Like other countries, the US is struggling to control inflation, which is straining millions of households and dampening the outlook for the economy as the Federal Reserve keeps raising borrowing costs for businesses and consumers.

Inflation was top of mind for many voters mid term election It ended Tuesday, with economic concerns contributing to the loss of Democratic seats in the House of Representatives, though Republicans failed to reap the huge political gains many had hoped for.
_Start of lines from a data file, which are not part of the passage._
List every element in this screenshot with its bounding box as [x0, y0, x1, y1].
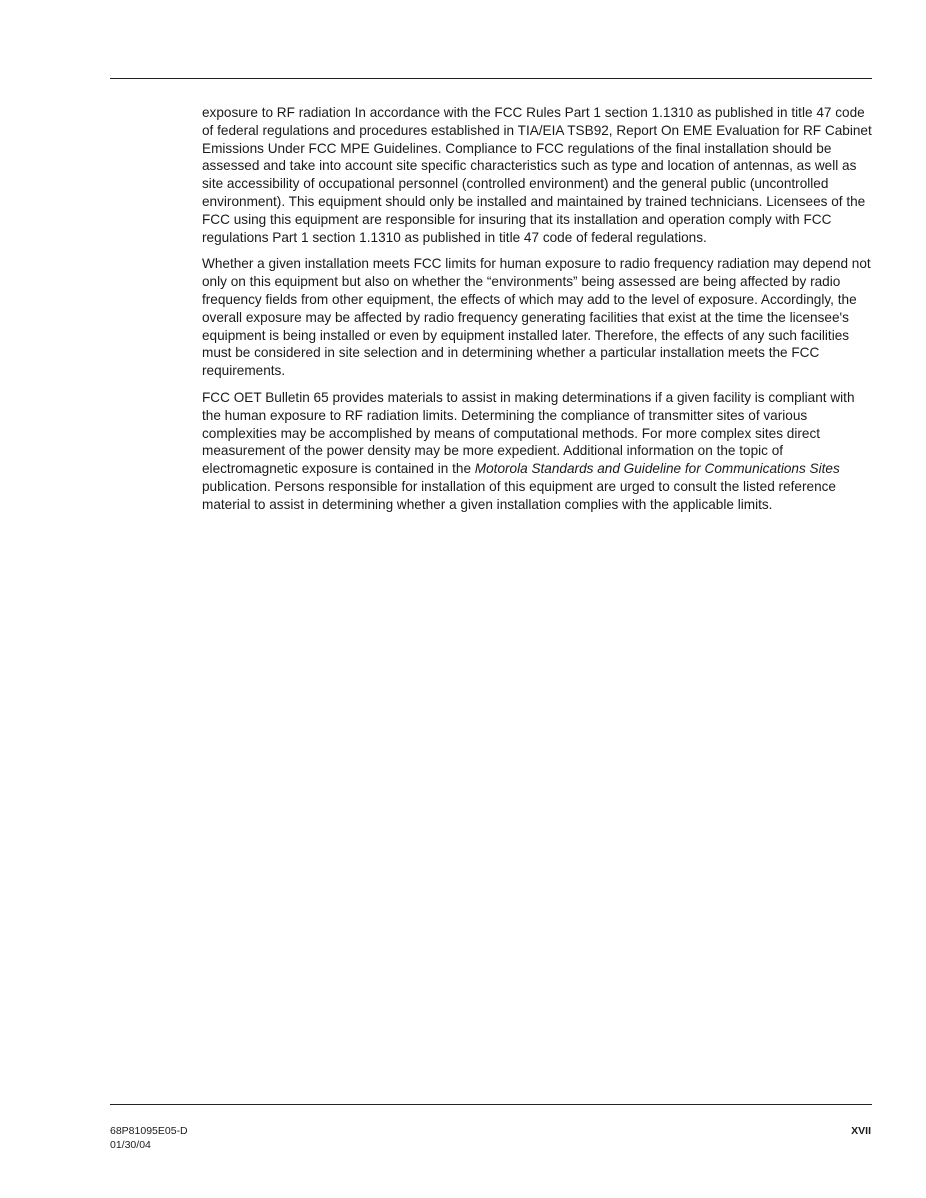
paragraph-3-text-end: publication. Persons responsible for installation of this equipment are urged to consult the listed reference material to assist in determining whether a given installation complies with the applicable limits. — [202, 478, 836, 512]
header-rule — [110, 78, 872, 79]
page-number: XVII — [851, 1125, 871, 1137]
footer-left — [110, 1124, 188, 1152]
footer-rule — [110, 1104, 872, 1105]
paragraph-2: Whether a given installation meets FCC limits for human exposure to radio frequency radiation may depend not only on this equipment but also on whether the “environments” being assessed are being affected by radio frequency fields from other equipment, the effects of which may add to the level of exposure. Accordingly, the overall exposure may be affected by radio frequency generating facilities that exist at the time the licensee's equipment is being installed or even by equipment installed later. Therefore, the effects of any such facilities must be considered in site selection and in determining whether a particular installation meets the FCC requirements. — [202, 256, 871, 379]
paragraph-1: exposure to RF radiation In accordance with the FCC Rules Part 1 section 1.1310 as published in title 47 code of federal regulations and procedures established in TIA/EIA TSB92, Report On EME Evaluation for RF Cabinet Emissions Under FCC MPE Guidelines. Compliance to FCC regulations of the final installation should be assessed and take into account site specific characteristics such as type and location of antennas, as well as site accessibility of occupational personnel (controlled environment) and the general public (uncontrolled environment). This equipment should only be installed and maintained by trained technicians. Licensees of the FCC using this equipment are responsible for insuring that its installation and operation comply with FCC regulations Part 1 section 1.1310 as published in title 47 code of federal regulations. — [202, 105, 872, 245]
paragraph-3 — [202, 389, 874, 514]
body-text — [202, 104, 874, 523]
paragraph-3-text: FCC OET Bulletin 65 provides materials to assist in making determinations if a given facility is compliant with the human exposure to RF radiation limits. Determining the compliance of transmitter sites of various complexities may be accomplished by means of computational methods. For more complex sites direct measurement of the power density may be more expedient. Additional information on the topic of electromagnetic exposure is contained in the — [202, 389, 855, 477]
publication-title: Motorola Standards and Guideline for Communications Sites — [474, 461, 840, 477]
document-date: 01/30/04 — [110, 1139, 151, 1151]
document-number: 68P81095E05-D — [110, 1125, 188, 1137]
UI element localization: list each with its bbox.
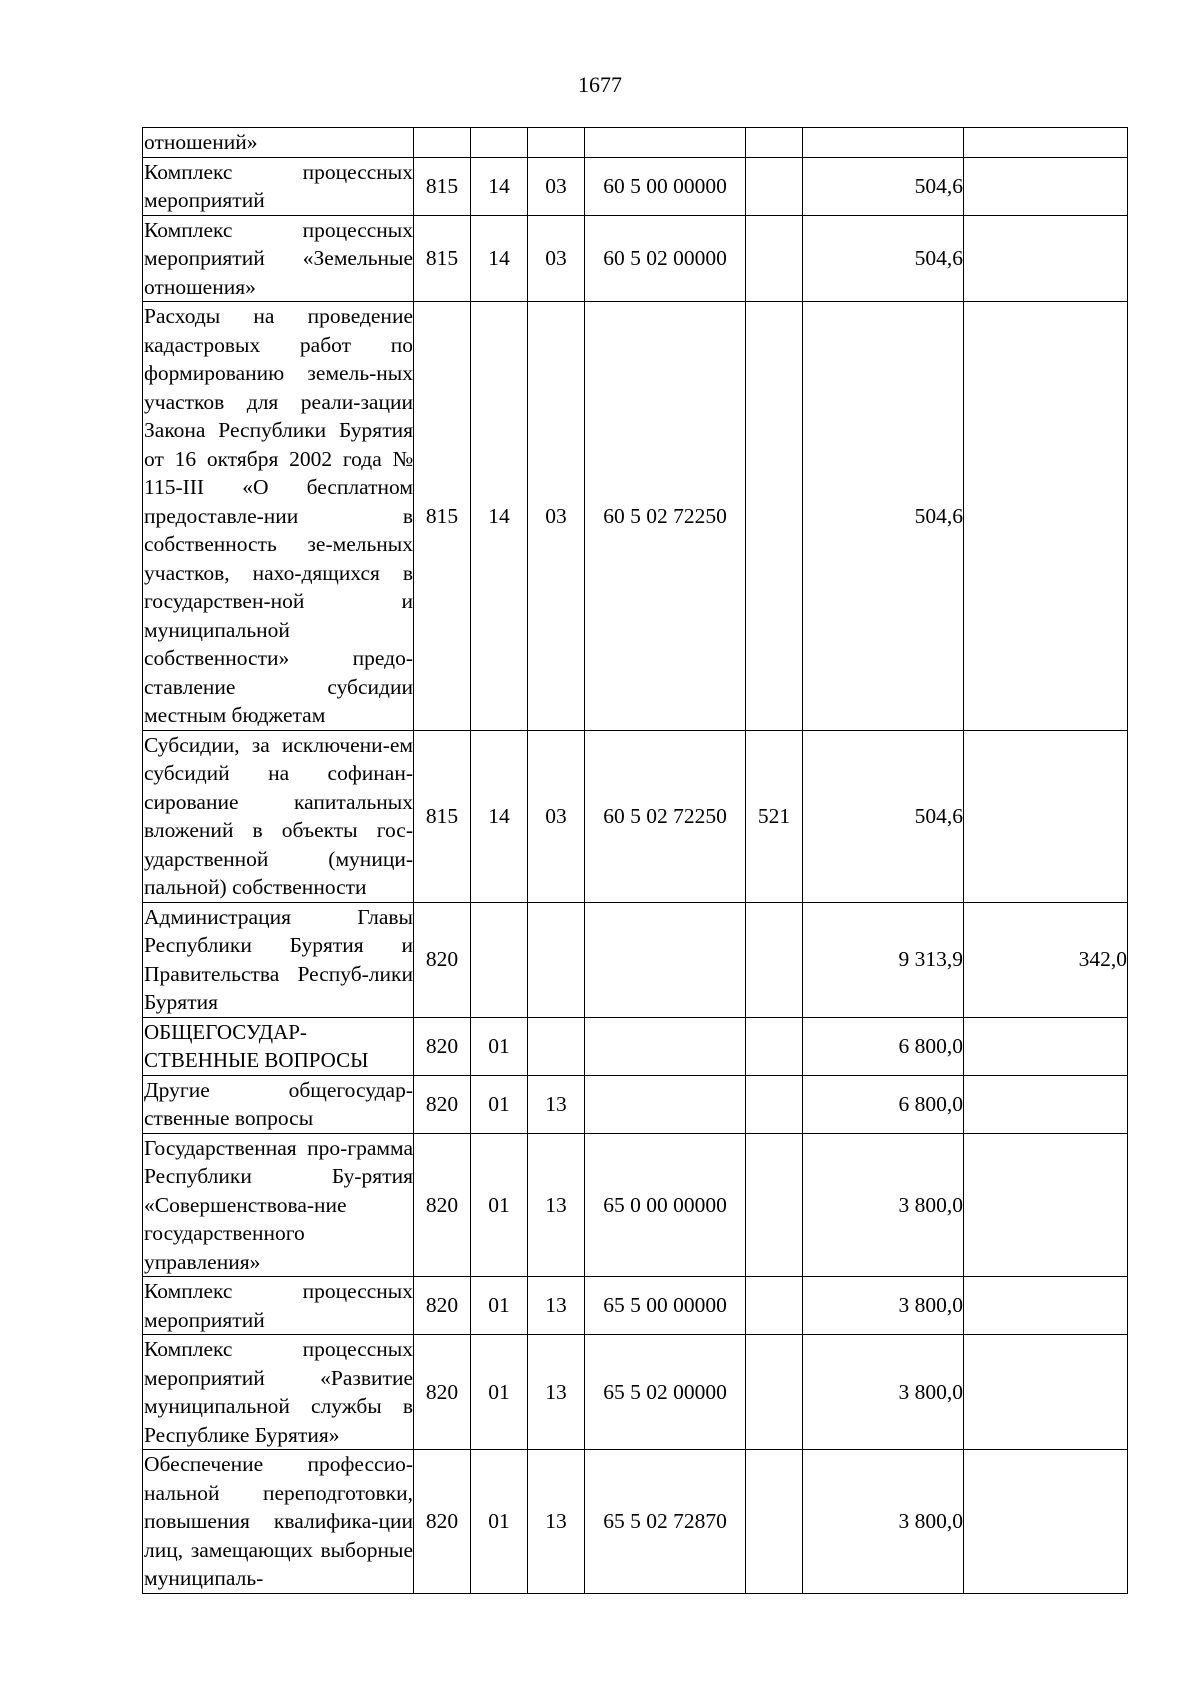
row-sum2 bbox=[964, 128, 1128, 158]
row-pr: 13 bbox=[528, 1133, 585, 1277]
row-rz bbox=[471, 128, 528, 158]
row-csr: 65 0 00 00000 bbox=[585, 1133, 746, 1277]
row-sum2 bbox=[964, 730, 1128, 902]
row-sum1: 3 800,0 bbox=[803, 1335, 964, 1450]
row-sum2 bbox=[964, 1133, 1128, 1277]
row-pr bbox=[528, 902, 585, 1017]
row-vr bbox=[746, 1133, 803, 1277]
row-ved: 820 bbox=[414, 1335, 471, 1450]
table-row bbox=[143, 1450, 1128, 1594]
row-vr bbox=[746, 1017, 803, 1075]
row-vr bbox=[746, 1075, 803, 1133]
row-pr: 13 bbox=[528, 1075, 585, 1133]
row-pr: 03 bbox=[528, 730, 585, 902]
row-sum1: 504,6 bbox=[803, 157, 964, 215]
row-ved: 815 bbox=[414, 730, 471, 902]
table-row bbox=[143, 730, 1128, 902]
row-vr bbox=[746, 157, 803, 215]
row-name: Администрация Главы Республики Бурятия и Правительства Респуб-лики Бурятия bbox=[143, 902, 414, 1017]
row-csr: 60 5 02 72250 bbox=[585, 302, 746, 731]
row-vr bbox=[746, 1450, 803, 1594]
row-name: ОБЩЕГОСУДАР-СТВЕННЫЕ ВОПРОСЫ bbox=[143, 1017, 414, 1075]
row-sum2 bbox=[964, 1450, 1128, 1594]
row-csr bbox=[585, 128, 746, 158]
row-ved: 820 bbox=[414, 902, 471, 1017]
table-row bbox=[143, 902, 1128, 1017]
row-vr bbox=[746, 128, 803, 158]
row-vr: 521 bbox=[746, 730, 803, 902]
row-vr bbox=[746, 302, 803, 731]
row-rz: 14 bbox=[471, 215, 528, 302]
row-name: отношений» bbox=[143, 128, 414, 158]
row-name: Комплекс процессных мероприятий «Земельные отношения» bbox=[143, 215, 414, 302]
row-pr: 13 bbox=[528, 1277, 585, 1335]
row-sum1: 3 800,0 bbox=[803, 1450, 964, 1594]
row-pr bbox=[528, 128, 585, 158]
row-sum1: 504,6 bbox=[803, 302, 964, 731]
table-row bbox=[143, 215, 1128, 302]
row-sum2 bbox=[964, 1017, 1128, 1075]
row-sum1: 3 800,0 bbox=[803, 1277, 964, 1335]
row-sum1: 504,6 bbox=[803, 215, 964, 302]
row-rz bbox=[471, 902, 528, 1017]
table-row bbox=[143, 157, 1128, 215]
row-name: Расходы на проведение кадастровых работ по формированию земель-ных участков для реали-зации Закона Республики Бурятия от 16 октября 2002 года № 115-III «О бесплатном предоставле-нии в собственность зе-мельных участков, нахо-дящихся в государствен-ной и муниципальной собственности» предо-ставление субсидии местным бюджетам bbox=[143, 302, 414, 731]
row-csr: 60 5 02 00000 bbox=[585, 215, 746, 302]
row-rz: 14 bbox=[471, 730, 528, 902]
row-vr bbox=[746, 1277, 803, 1335]
row-pr: 13 bbox=[528, 1450, 585, 1594]
row-ved: 820 bbox=[414, 1133, 471, 1277]
row-pr: 03 bbox=[528, 157, 585, 215]
row-sum1: 3 800,0 bbox=[803, 1133, 964, 1277]
row-vr bbox=[746, 902, 803, 1017]
row-csr: 65 5 02 72870 bbox=[585, 1450, 746, 1594]
row-pr: 03 bbox=[528, 215, 585, 302]
row-name: Государственная про-грамма Республики Бу-рятия «Совершенствова-ние государственного управления» bbox=[143, 1133, 414, 1277]
row-name: Комплекс процессных мероприятий «Развитие муниципальной службы в Республике Бурятия» bbox=[143, 1335, 414, 1450]
row-rz: 01 bbox=[471, 1133, 528, 1277]
row-vr bbox=[746, 215, 803, 302]
row-name: Обеспечение профессио-нальной переподготовки, повышения квалифика-ции лиц, замещающих выборные муниципаль- bbox=[143, 1450, 414, 1594]
row-sum1: 504,6 bbox=[803, 730, 964, 902]
row-sum2 bbox=[964, 1075, 1128, 1133]
row-sum1: 6 800,0 bbox=[803, 1075, 964, 1133]
row-sum2: 342,0 bbox=[964, 902, 1128, 1017]
table-row bbox=[143, 1335, 1128, 1450]
row-ved: 820 bbox=[414, 1277, 471, 1335]
page-number: 1677 bbox=[578, 72, 622, 97]
row-name: Комплекс процессных мероприятий bbox=[143, 157, 414, 215]
row-ved: 820 bbox=[414, 1075, 471, 1133]
row-sum2 bbox=[964, 1277, 1128, 1335]
budget-table bbox=[142, 127, 1128, 1594]
row-vr bbox=[746, 1335, 803, 1450]
row-ved bbox=[414, 128, 471, 158]
row-sum2 bbox=[964, 157, 1128, 215]
row-sum1: 9 313,9 bbox=[803, 902, 964, 1017]
row-csr: 60 5 00 00000 bbox=[585, 157, 746, 215]
row-sum1 bbox=[803, 128, 964, 158]
row-rz: 01 bbox=[471, 1335, 528, 1450]
row-pr bbox=[528, 1017, 585, 1075]
row-name: Субсидии, за исключени-ем субсидий на софинан-сирование капитальных вложений в объекты гос-ударственной (муници-пальной) собственности bbox=[143, 730, 414, 902]
table-row bbox=[143, 1277, 1128, 1335]
row-sum2 bbox=[964, 1335, 1128, 1450]
row-rz: 14 bbox=[471, 302, 528, 731]
row-rz: 01 bbox=[471, 1277, 528, 1335]
row-name: Другие общегосудар-ственные вопросы bbox=[143, 1075, 414, 1133]
row-ved: 820 bbox=[414, 1450, 471, 1594]
row-ved: 820 bbox=[414, 1017, 471, 1075]
row-rz: 01 bbox=[471, 1075, 528, 1133]
row-ved: 815 bbox=[414, 157, 471, 215]
table-row bbox=[143, 128, 1128, 158]
row-rz: 01 bbox=[471, 1450, 528, 1594]
table-row bbox=[143, 1017, 1128, 1075]
row-csr bbox=[585, 1017, 746, 1075]
row-csr bbox=[585, 902, 746, 1017]
row-name: Комплекс процессных мероприятий bbox=[143, 1277, 414, 1335]
row-sum2 bbox=[964, 215, 1128, 302]
row-sum2 bbox=[964, 302, 1128, 731]
table-row bbox=[143, 1133, 1128, 1277]
row-sum1: 6 800,0 bbox=[803, 1017, 964, 1075]
row-ved: 815 bbox=[414, 302, 471, 731]
row-csr bbox=[585, 1075, 746, 1133]
row-csr: 60 5 02 72250 bbox=[585, 730, 746, 902]
table-row bbox=[143, 302, 1128, 731]
table-row bbox=[143, 1075, 1128, 1133]
row-pr: 13 bbox=[528, 1335, 585, 1450]
row-pr: 03 bbox=[528, 302, 585, 731]
row-rz: 01 bbox=[471, 1017, 528, 1075]
row-csr: 65 5 00 00000 bbox=[585, 1277, 746, 1335]
row-rz: 14 bbox=[471, 157, 528, 215]
row-csr: 65 5 02 00000 bbox=[585, 1335, 746, 1450]
row-ved: 815 bbox=[414, 215, 471, 302]
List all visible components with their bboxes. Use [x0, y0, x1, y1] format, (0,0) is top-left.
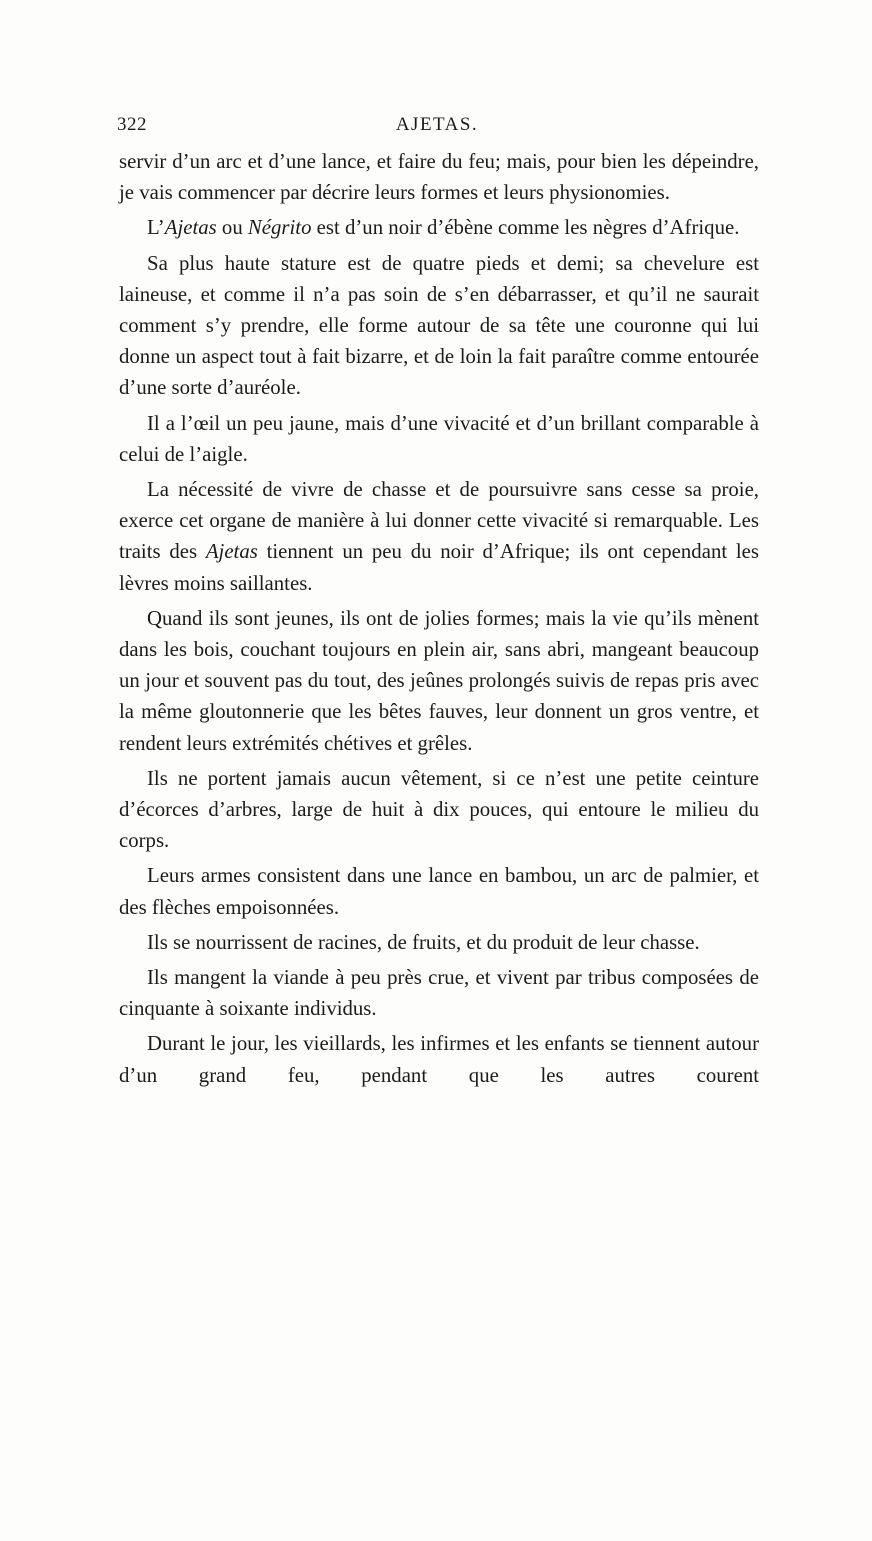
paragraph-weapons: Leurs armes consistent dans une lance en bambou, un arc de palmier, et des flèches empoisonnées. [119, 864, 759, 919]
running-title: AJETAS. [395, 114, 479, 135]
paragraph-stature: Sa plus haute stature est de quatre pieds et demi; sa chevelure est laineuse, et comme il n’a pas soin de s’en débarrasser, et qu’il ne saurait comment s’y prendre, elle forme autour de sa tête une couronne qui lui donne un aspect tout à fait bizarre, et de loin la fait paraître comme entourée d’une sorte d’auréole. [119, 251, 759, 400]
paragraph-daytime: Durant le jour, les vieillards, les infirmes et les enfants se tiennent autour d’un grand feu, pendant que les autres courent [119, 1032, 759, 1087]
italic-term: Négrito [247, 216, 312, 240]
paragraph-food: Ils se nourrissent de racines, de fruits, et du produit de leur chasse. [147, 930, 700, 954]
paragraph-complexion: L’Ajetas ou Négrito est d’un noir d’ébène comme les nègres d’Afrique. [147, 216, 740, 240]
italic-term: Ajetas [164, 216, 217, 240]
paragraph-youth: Quand ils sont jeunes, ils ont de jolies formes; mais la vie qu’ils mènent dans les bois, couchant toujours en plein air, sans abri, mangeant beaucoup un jour et souvent pas du tout, des jeûnes prolongés suivis de repas pris avec la même gloutonnerie que les bêtes fauves, leur donnent un gros ventre, et rendent leurs extrémités chétives et grêles. [119, 606, 759, 755]
page-number: 322 [117, 114, 147, 135]
paragraph-eyes: Il a l’œil un peu jaune, mais d’une vivacité et d’un brillant comparable à celui de l’aigle. [119, 411, 759, 466]
paragraph-hunting: La nécessité de vivre de chasse et de poursuivre sans cesse sa proie, exerce cet organe de manière à lui donner cette vivacité si remarquable. Les traits des Ajetas tiennent un peu du noir d’Afrique; ils ont cependant les lèvres moins saillantes. [119, 478, 759, 595]
paragraph-tribes: Ils mangent la viande à peu près crue, et vivent par tribus composées de cinquante à soixante individus. [119, 966, 759, 1021]
italic-term: Ajetas [205, 540, 258, 564]
page-header [117, 114, 757, 142]
paragraph-continuation: servir d’un arc et d’une lance, et faire du feu; mais, pour bien les dépeindre, je vais commencer par décrire leurs formes et leurs physionomies. [119, 150, 759, 205]
paragraph-clothing: Ils ne portent jamais aucun vêtement, si ce n’est une petite ceinture d’écorces d’arbres, large de huit à dix pouces, qui entoure le milieu du corps. [119, 766, 759, 853]
body-text [119, 146, 759, 1095]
So far this year, the central bank has raised its benchmark interest rate six times, raising the risk that extremely high lending rates – for mortgages, auto purchases and other high-cost expenses – could push the world’s largest economy into recession. will put

Stock futures rose on Thursday’s news, with investors hoping that signs inflation is beginning to moderate, persuading the Fed to slow the pace of interest rate hikes.

“A better-than-expected 0.3% m/m increase in core consumer prices in October will not in itself persuade the Fed to abandon its hardline stance. But we expect it to mark the start of a much longer deflationary trend that will continue. We think that will require the Fed to halt its tightening cycle early next year, reaching the policy rate from 4.50% to 4.75% and cutting rates before the end of 2023, Capital Economics’ Paul Ashworth said in a research note. persuade to start.

This is a developing story. The Associated Press contributed reporting.